L’Europe, de son côté, n’est pas prête à prendre conscience de « l’Afghanisation » qui se joue, entre la Corne de l’Afrique et le Maghreb, par Sahel interposé. Profitant de la chute de Khadafi, le Soudan entreprend une guerre encore larvée avec le nouveau Soudan du Sud chrétien et indépendant. L’Ouganda, le Rwanda, alliés d’Israël, pourraient entrer en guerre contre Karthoum, allié de Téhéran, si El Béchir pousse ses bombardements plus loin, au risque de faire tomber la nouvelle petite république. Le Kenya et l’Ethiopie interviennent déjà en Somalie. Des centaines de lance-roquettes à l’épaule, pillés dans les hangars de Tripoli, sont, désormais, entre les mains de groupes comme Boko Haram au Nigéria ou le MUJAO, au Mali, qui menace directement l’Algérie. Ces nouveaux groupes disposent de la manne financière tirée de la cocaïne, corrompent et recrutent partout en Afrique de l’Est.
Hélicoptère Apache israélien sur l'île Mayteb au Soudan, en décembre dernier ? (info : http://nanojv.wordpress.com/2012/04/30/apaches-soudan/ )
Américains, Français et Britanniques restent paralysés par les perspectives électorales, où le clientélisme islamique va bon train. Le fait qu’Israël s’organise en repoussant cette étape et en promulguant un pouvoir fort et varié permet de gagner un temps précieux, dans la chaîne de décision, quant à ce chapelet de nouvelles menaces.
L’avertissement vaut aussi et directement, pour Téhéran, abrité derrière ces soubresauts régionaux pour construire sa bombe. En suivant, pas à pas, ses progrès dans l’enrichissement d’uranium et dans l’attente de l’échec annoncé de toute négociation avec l’Iran, d’ici juillet-août 2012, le gouvernement de Jérusalem est paré à toute éventualité, même si aucune décision concrète n’est encore intervenue. L’annonce de cette configuration rappelle à Obama qu’il lui reste peu de temps pour trouver, face à lui, des Israéliens de différents bords parfaitement déterminés à veiller à leur propre sécurité nationale, si jamais les alliés s’en tenaient à leur diversion diplomatique habituelle. Autre alternative indirecte, la chute précipitée de Bachar al Assad pourrait envoyer un message clair à Téhéran. Pour l'instant, on en reste loin...

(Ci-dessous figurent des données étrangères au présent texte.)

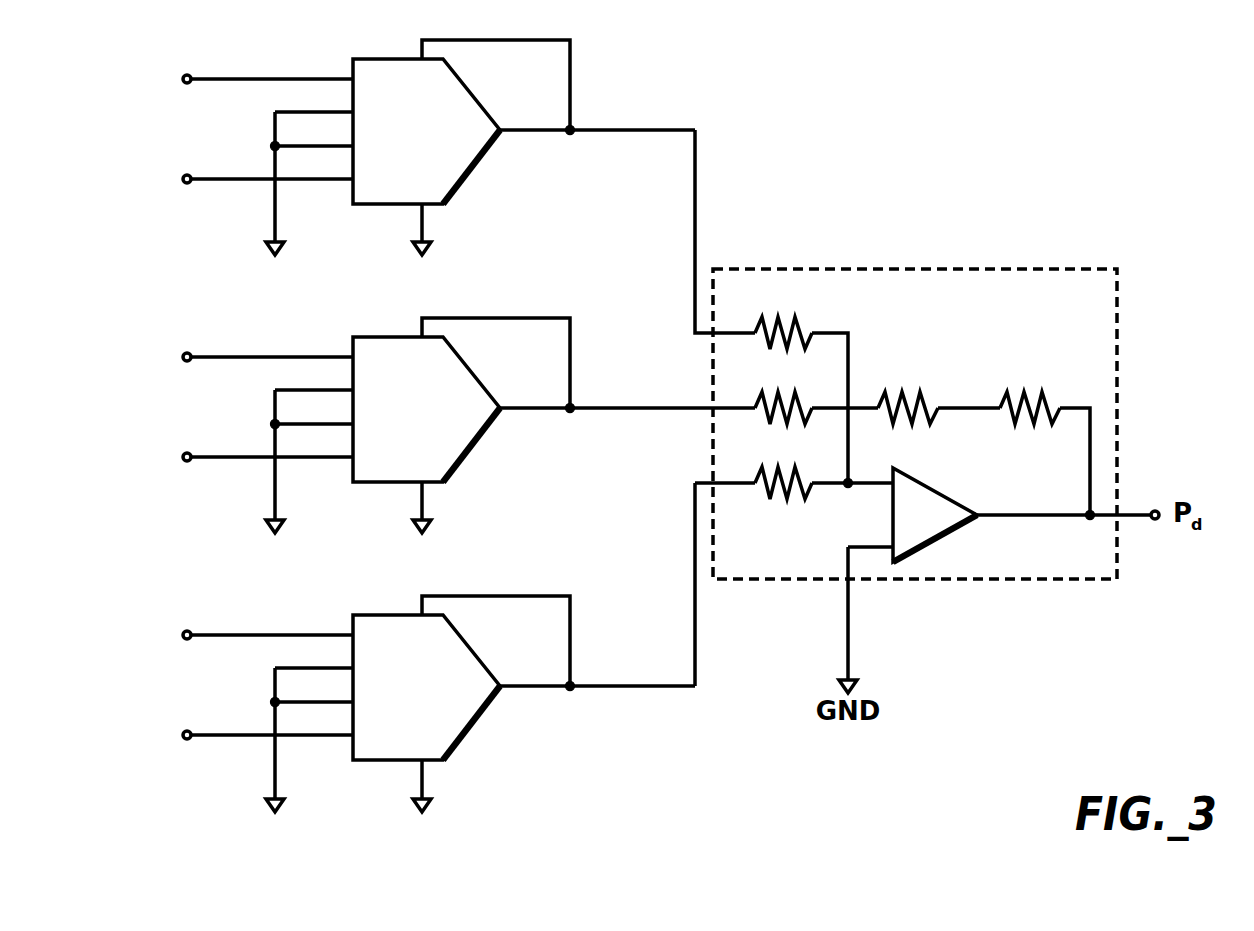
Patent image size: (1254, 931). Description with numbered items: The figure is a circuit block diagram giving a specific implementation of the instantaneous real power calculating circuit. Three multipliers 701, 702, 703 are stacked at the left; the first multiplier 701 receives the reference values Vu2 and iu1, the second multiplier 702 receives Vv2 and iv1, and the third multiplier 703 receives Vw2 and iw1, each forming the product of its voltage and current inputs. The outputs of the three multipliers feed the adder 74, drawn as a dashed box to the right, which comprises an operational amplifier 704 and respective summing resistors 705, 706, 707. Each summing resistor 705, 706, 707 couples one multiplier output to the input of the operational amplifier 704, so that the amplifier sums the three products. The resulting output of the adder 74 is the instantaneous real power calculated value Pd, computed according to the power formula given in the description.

Face à l’émergence d’Etats socialistes comme la France, contrôlée par des partis po-palestiniens démagogiques et financés en sous-main par le Qatar, siège mondial des Frères Musulmans, une telle précaution, accélérant la transmission des mesures à prendre, quel que soit le danger, permet, plus que jamais, la prise en main, par Jérusalem, de son propre destin.
Sur le plan intérieur, elle autorisera à faire passer des réformes importantes, telles que l’élargissement des services civil et militaire à toutes les franges de la population, avec un moindre risque de blocage par les partis ultra-orthodoxes et les partis arabes, ces derniers comptant sur les travaillistes marginalisés, pour faire avancer leurs revendications séparatistes. Le recentrement sur un bloc de droite et du centre permettra de sortir des situations clientélistes auprès des petits partis. Cette perspective redonnera un nouveau souffle à la démocratie israélienne, face à l’ensemble des défis stratégiques et économiques qui l’attend.